Tout d’abord, j’étais seul au milieu des meubles pas encore enlevés, recouverts de draps blancs, on dirait un peu une morgue et ça me désole, mais avait-on un autre endroit pour organiser cette “confrontation” ? Des rectangles de peinture plus claire sur les murs témoignent qu’ici-même il y avait des cadres, des couleurs, et notamment cette photo de la famille où Christine et moi tenions les deux petits dans nos bras. Nous étions en Suisse, près de Genève avec le lac Léman en fond, ce devait entre en 1949. Ambre faisait une moue boudeuse, je ne sais plus ce qui lui était arrivé, mais qu’importe, sous ce soleil éclatant cette photo représentait pour nous l’image du bonheur, si improbable 6 ans avant, alors que la Guerre nous marquait dans notre chair. On était vivants, on s’était mariés, on avait eu des enfants, la mort ne nous avait pas eus, elle, on lui riait au nez ! Aujourd’hui, je ne sais pas où se trouve cette photo, je ne l’aurais pas imposée à Solange, et je me suis contenté de me promettre de ne jamais l’oublier.
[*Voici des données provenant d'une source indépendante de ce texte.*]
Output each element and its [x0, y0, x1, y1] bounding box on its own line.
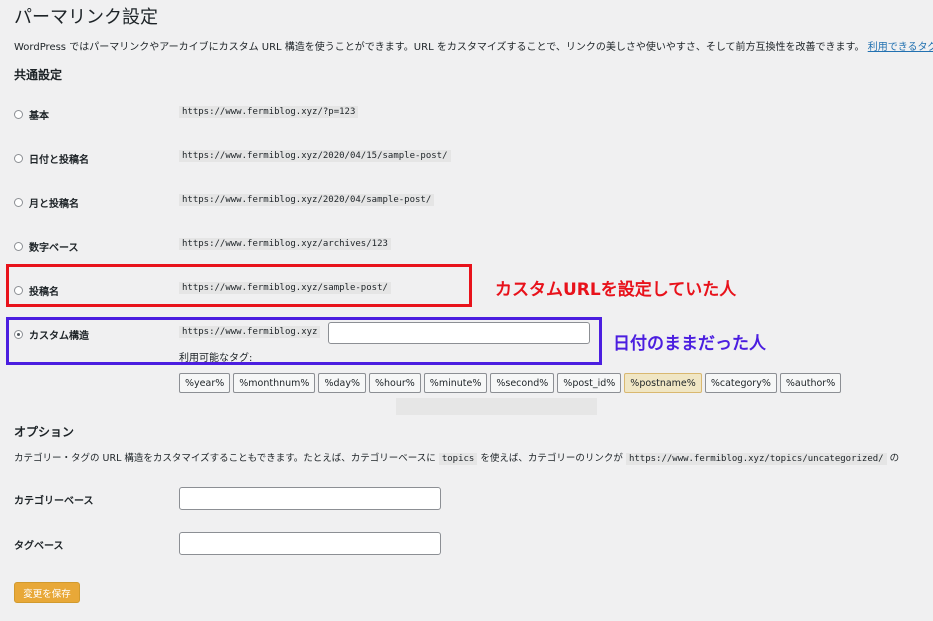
page-intro: WordPress ではパーマリンクやアーカイブにカスタム URL 構造を使うこ…	[14, 38, 933, 53]
custom-structure-input[interactable]	[328, 322, 590, 344]
radio-day-name[interactable]	[14, 154, 23, 163]
category-base-label: カテゴリーベース	[14, 496, 94, 507]
available-tags-link[interactable]: 利用できるタグは	[868, 42, 933, 53]
annotation-blue-note: 日付のままだった人	[613, 334, 766, 354]
radio-numeric[interactable]	[14, 242, 23, 251]
tag-button-day[interactable]: %day%	[318, 373, 366, 393]
page-title: パーマリンク設定	[14, 7, 158, 28]
tag-button-hour[interactable]: %hour%	[368, 373, 421, 393]
optional-desc-code-topics: topics	[438, 453, 478, 465]
tag-button-postname[interactable]: %postname%	[624, 373, 702, 393]
radio-plain[interactable]	[14, 110, 23, 119]
annotation-red-note: カスタムURLを設定していた人	[495, 280, 737, 300]
radio-custom[interactable]	[14, 330, 23, 339]
tag-base-input[interactable]	[179, 532, 441, 555]
optional-desc-after: の	[889, 453, 900, 464]
option-month-name-example: https://www.fermiblog.xyz/2020/04/sample…	[179, 194, 435, 206]
option-numeric-example: https://www.fermiblog.xyz/archives/123	[179, 238, 391, 250]
option-plain-example: https://www.fermiblog.xyz/?p=123	[179, 106, 359, 118]
option-day-name-example: https://www.fermiblog.xyz/2020/04/15/sam…	[179, 150, 451, 162]
category-base-input[interactable]	[179, 487, 441, 510]
optional-desc-code-url: https://www.fermiblog.xyz/topics/uncateg…	[625, 453, 887, 465]
tag-helper-strip	[396, 398, 597, 415]
tag-button-monthnum[interactable]: %monthnum%	[233, 373, 316, 393]
radio-month-name[interactable]	[14, 198, 23, 207]
option-day-name-label: 日付と投稿名	[29, 155, 89, 166]
option-post-name[interactable]: 投稿名	[14, 283, 59, 298]
option-month-name-label: 月と投稿名	[29, 199, 79, 210]
option-numeric-label: 数字ベース	[29, 243, 79, 254]
available-tags-label: 利用可能なタグ:	[179, 353, 253, 364]
tag-base-label: タグベース	[14, 541, 64, 552]
custom-structure-prefix: https://www.fermiblog.xyz	[179, 326, 321, 338]
tag-button-minute[interactable]: %minute%	[423, 373, 488, 393]
optional-description: カテゴリー・タグの URL 構造をカスタマイズすることもできます。たとえば、カテ…	[14, 450, 900, 465]
radio-post-name[interactable]	[14, 286, 23, 295]
option-plain-label: 基本	[29, 111, 49, 122]
option-post-name-label: 投稿名	[29, 287, 59, 298]
save-changes-button[interactable]: 変更を保存	[14, 582, 80, 603]
tag-button-category[interactable]: %category%	[704, 373, 777, 393]
intro-text: WordPress ではパーマリンクやアーカイブにカスタム URL 構造を使うこ…	[14, 42, 865, 53]
option-custom[interactable]: カスタム構造	[14, 327, 89, 342]
tag-button-group: %year% %monthnum% %day% %hour% %minute% …	[179, 373, 842, 393]
option-custom-label: カスタム構造	[29, 331, 89, 342]
optional-desc-before: カテゴリー・タグの URL 構造をカスタマイズすることもできます。たとえば、カテ…	[14, 453, 436, 464]
tag-button-author[interactable]: %author%	[779, 373, 842, 393]
tag-button-second[interactable]: %second%	[490, 373, 555, 393]
common-settings-heading: 共通設定	[14, 68, 63, 82]
tag-button-year[interactable]: %year%	[179, 373, 231, 393]
optional-heading: オプション	[14, 425, 75, 439]
option-post-name-example: https://www.fermiblog.xyz/sample-post/	[179, 282, 391, 294]
option-day-name[interactable]: 日付と投稿名	[14, 151, 89, 166]
optional-desc-mid: を使えば、カテゴリーのリンクが	[480, 453, 623, 464]
option-plain[interactable]: 基本	[14, 107, 49, 122]
option-numeric[interactable]: 数字ベース	[14, 239, 79, 254]
tag-button-post-id[interactable]: %post_id%	[557, 373, 622, 393]
option-month-name[interactable]: 月と投稿名	[14, 195, 79, 210]
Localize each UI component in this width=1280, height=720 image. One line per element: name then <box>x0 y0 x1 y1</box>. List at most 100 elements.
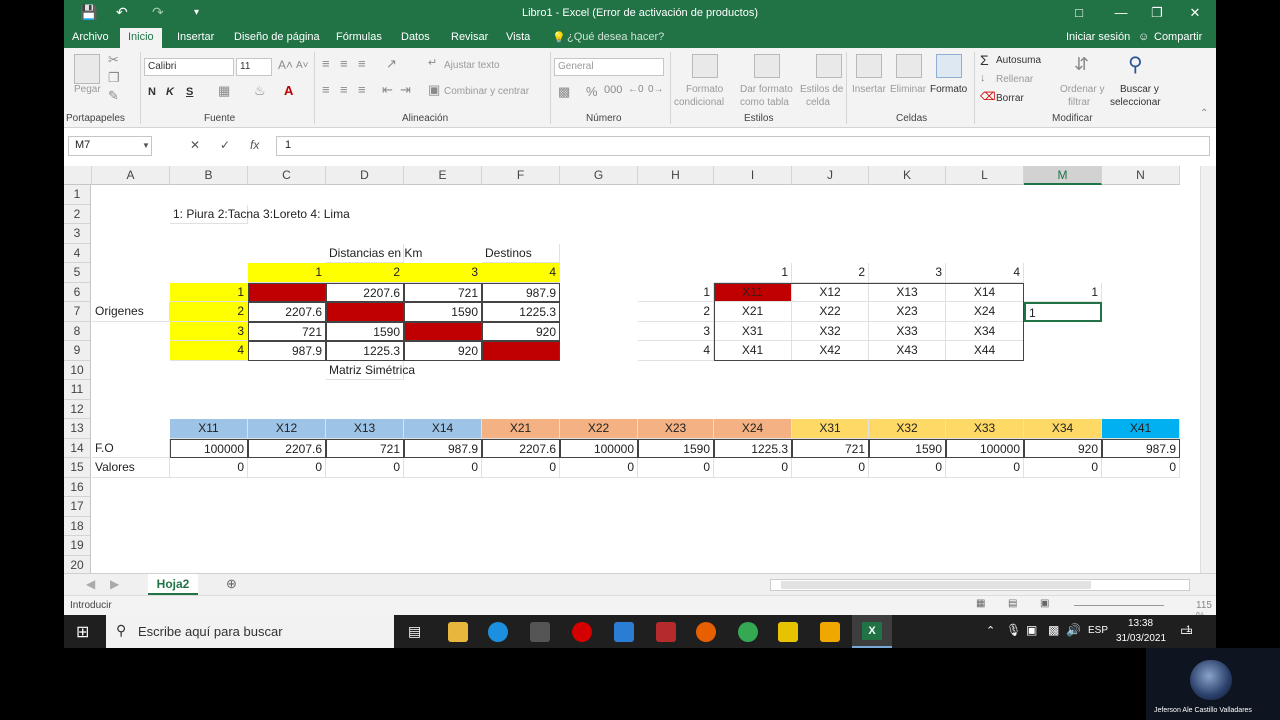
decision-variable-header[interactable]: X32 <box>869 419 946 439</box>
legend-text[interactable]: 1: Piura 2:Tacna 3:Loreto 4: Lima <box>170 204 350 224</box>
decrease-decimal-icon[interactable]: 0→ <box>648 84 664 95</box>
merge-icon[interactable]: ▣ <box>428 82 440 98</box>
align-top-icon[interactable]: ≡ <box>322 56 330 71</box>
row-header-8[interactable]: 8 <box>64 321 91 341</box>
winrar-icon[interactable] <box>656 622 676 642</box>
chrome-icon[interactable] <box>738 622 758 642</box>
format-painter-icon[interactable]: ✎ <box>108 88 119 104</box>
variable-cell[interactable]: X44 <box>946 341 1024 361</box>
align-center-icon[interactable]: ≡ <box>340 82 348 97</box>
italic-button[interactable]: K <box>166 86 174 98</box>
objective-coef-cell[interactable]: 987.9 <box>1102 438 1180 458</box>
tab-datos[interactable]: Datos <box>401 31 430 43</box>
percent-icon[interactable]: % <box>586 84 598 99</box>
distance-cell[interactable] <box>482 341 560 361</box>
objective-coef-cell[interactable]: 721 <box>792 438 869 458</box>
fill-button[interactable]: Rellenar <box>996 74 1033 85</box>
zoom-level[interactable]: 115 % <box>1196 600 1216 615</box>
distance-cell[interactable]: 987.9 <box>482 282 560 302</box>
column-header-g[interactable]: G <box>560 166 638 185</box>
cell-styles-label-2[interactable]: celda <box>806 97 830 108</box>
find-select-label-2[interactable]: seleccionar <box>1110 97 1161 108</box>
vertical-scrollbar[interactable] <box>1200 166 1216 573</box>
row-header-18[interactable]: 18 <box>64 516 91 536</box>
delete-cells-icon[interactable] <box>896 54 922 78</box>
clear-button[interactable]: Borrar <box>996 93 1024 104</box>
decision-variable-header[interactable]: X22 <box>560 419 638 439</box>
align-right-icon[interactable]: ≡ <box>358 82 366 97</box>
variable-cell[interactable]: X23 <box>869 302 946 322</box>
row-header-11[interactable]: 11 <box>64 380 91 400</box>
tray-expand-icon[interactable]: ⌃ <box>986 624 995 637</box>
active-cell-m7[interactable]: 1 <box>1024 302 1102 322</box>
row-header-17[interactable]: 17 <box>64 497 91 517</box>
column-header-n[interactable]: N <box>1102 166 1180 185</box>
comma-style-icon[interactable]: 000 <box>604 84 622 96</box>
align-bottom-icon[interactable]: ≡ <box>358 56 366 71</box>
var-row-header[interactable]: 3 <box>638 321 714 341</box>
name-box-dropdown-icon[interactable]: ▼ <box>142 141 150 150</box>
close-icon[interactable]: ✕ <box>1180 5 1210 21</box>
objective-coef-cell[interactable]: 2207.6 <box>482 438 560 458</box>
taskbar-search-box[interactable]: ⚲ Escribe aquí para buscar <box>106 615 394 648</box>
row-header-4[interactable]: 4 <box>64 243 91 263</box>
collapse-ribbon-icon[interactable]: ⌃ <box>1200 108 1208 119</box>
row-header-14[interactable]: 14 <box>64 438 91 458</box>
distance-cell[interactable]: 721 <box>404 282 482 302</box>
shrink-font-icon[interactable]: A˅ <box>296 60 309 71</box>
origin-header[interactable]: 4 <box>170 341 248 361</box>
decision-variable-header[interactable]: X24 <box>714 419 792 439</box>
distance-cell[interactable] <box>326 302 404 322</box>
row-header-3[interactable]: 3 <box>64 224 91 244</box>
dest-header[interactable]: 3 <box>404 263 482 283</box>
align-left-icon[interactable]: ≡ <box>322 82 330 97</box>
row-header-5[interactable]: 5 <box>64 263 91 283</box>
variable-cell[interactable]: X12 <box>792 282 869 302</box>
objective-coef-cell[interactable]: 1225.3 <box>714 438 792 458</box>
tab-inicio[interactable]: Inicio <box>120 28 162 48</box>
column-header-j[interactable]: J <box>792 166 869 185</box>
cut-icon[interactable]: ✂ <box>108 52 119 68</box>
row-header-20[interactable]: 20 <box>64 555 91 573</box>
excel-taskbar-button[interactable]: X <box>852 615 892 648</box>
delete-cells-button[interactable]: Eliminar <box>890 84 926 95</box>
variable-value-cell[interactable]: 0 <box>638 458 714 478</box>
column-header-c[interactable]: C <box>248 166 326 185</box>
store-icon[interactable] <box>530 622 550 642</box>
row-header-9[interactable]: 9 <box>64 341 91 361</box>
row-header-6[interactable]: 6 <box>64 282 91 302</box>
font-name-box[interactable]: Calibri <box>144 58 234 76</box>
tab-insertar[interactable]: Insertar <box>177 31 214 43</box>
fill-color-icon[interactable]: ♨ <box>254 83 266 99</box>
row-header-12[interactable]: 12 <box>64 399 91 419</box>
increase-decimal-icon[interactable]: ←0 <box>628 84 644 95</box>
row-header-1[interactable]: 1 <box>64 185 91 205</box>
fill-icon[interactable]: ↓ <box>980 72 986 84</box>
objective-coef-cell[interactable]: 1590 <box>869 438 946 458</box>
page-break-icon[interactable]: ▣ <box>1040 598 1049 609</box>
font-color-icon[interactable]: A <box>284 83 293 98</box>
origin-header[interactable]: 2 <box>170 302 248 322</box>
insert-cells-button[interactable]: Insertar <box>852 84 886 95</box>
dest-header[interactable]: 1 <box>248 263 326 283</box>
distance-cell[interactable]: 920 <box>482 321 560 341</box>
clock-time[interactable]: 13:38 <box>1128 618 1153 629</box>
objective-coef-cell[interactable]: 987.9 <box>404 438 482 458</box>
variable-cell[interactable]: X21 <box>714 302 792 322</box>
decision-variable-header[interactable]: X12 <box>248 419 326 439</box>
cond-format-label-1[interactable]: Formato <box>686 84 723 95</box>
column-header-f[interactable]: F <box>482 166 560 185</box>
sheet-tab-hoja2[interactable]: Hoja2 <box>148 574 198 595</box>
distance-cell[interactable] <box>404 321 482 341</box>
format-table-icon[interactable] <box>754 54 780 78</box>
distance-cell[interactable]: 1590 <box>404 302 482 322</box>
variable-value-cell[interactable]: 0 <box>404 458 482 478</box>
signin-link[interactable]: Iniciar sesión <box>1066 31 1130 43</box>
row-header-13[interactable]: 13 <box>64 419 91 439</box>
grow-font-icon[interactable]: A˄ <box>278 58 293 72</box>
task-view-icon[interactable]: ▤ <box>408 623 421 640</box>
microphone-icon[interactable]: 🎙 <box>1006 623 1021 637</box>
sort-filter-label-1[interactable]: Ordenar y <box>1060 84 1104 95</box>
variable-cell[interactable]: X32 <box>792 321 869 341</box>
row-header-2[interactable]: 2 <box>64 204 91 224</box>
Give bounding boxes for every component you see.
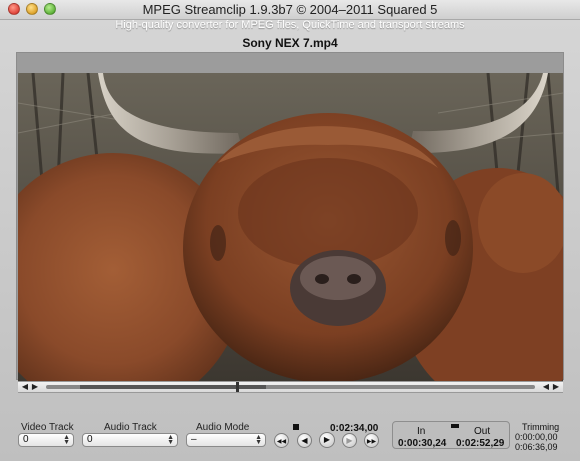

J’ai tout de même tenu à garder sur la commode empaquetée, cette photo où mon petit bonhomme est en train d’écouter une histoire que je lui raconte. Il me semble que c’est le joueur de flûte de Hamelin, et j’essaye de faire comprendre à la petite caboche de mon rejeton qu’il faut se méfier des gens qui arrivent avec des solutions trop faciles, qu’il y a toujours un prix à payer, j’aimerais qu’il comprenne plus tard que je parle du fascisme. J’ai peut-être inventé après coup ce fait, peut-être étais-je en train de lui raconter n’importe quelle autre histoire, mais je me souviens bien que Christine m’avait demandé de laisser au petit la possibilité de rester un enfant. Je me disais qu’il n’aurait sans doute pas le loisir d’être un enfant bien longtemps, dans ce monde à l’agonie où la folie s’était déversée sur tout un continent et où maintenant la Bombe nucléaire nous menaçait tous du jour au lendemain. L’enfance était un luxe dépassé, l’humanité était entrée dans une aire d’angoisse : elle savait que sa puissance de destruction était sans limite et jouait sa survie. J’ai bien changé depuis. Et voir la Suisse, un pays qui n’avait pas souffert des destructions, un monde qui paraissait intact, sans doute avait-ce été la première fois où je redevenais optimiste ! Ici sur cette photo, c’est l’idée de notre complicité avec mon petit qui me revient. J’aimais aussi beaucoup Ambre mais elle était très caractérielle, assez agitée, et c’est dans les bras de sa mère toujours consolatrice malgré quelques pointes de caprices qu’elle allait. Lui, il ne disait pas grand-chose, il écoutait beaucoup et enregistrait, il me semble que j’avais plus d’affinité, malgré tout l’amour que des parents mettent pour chacun de leur enfant, avec mon petit homme.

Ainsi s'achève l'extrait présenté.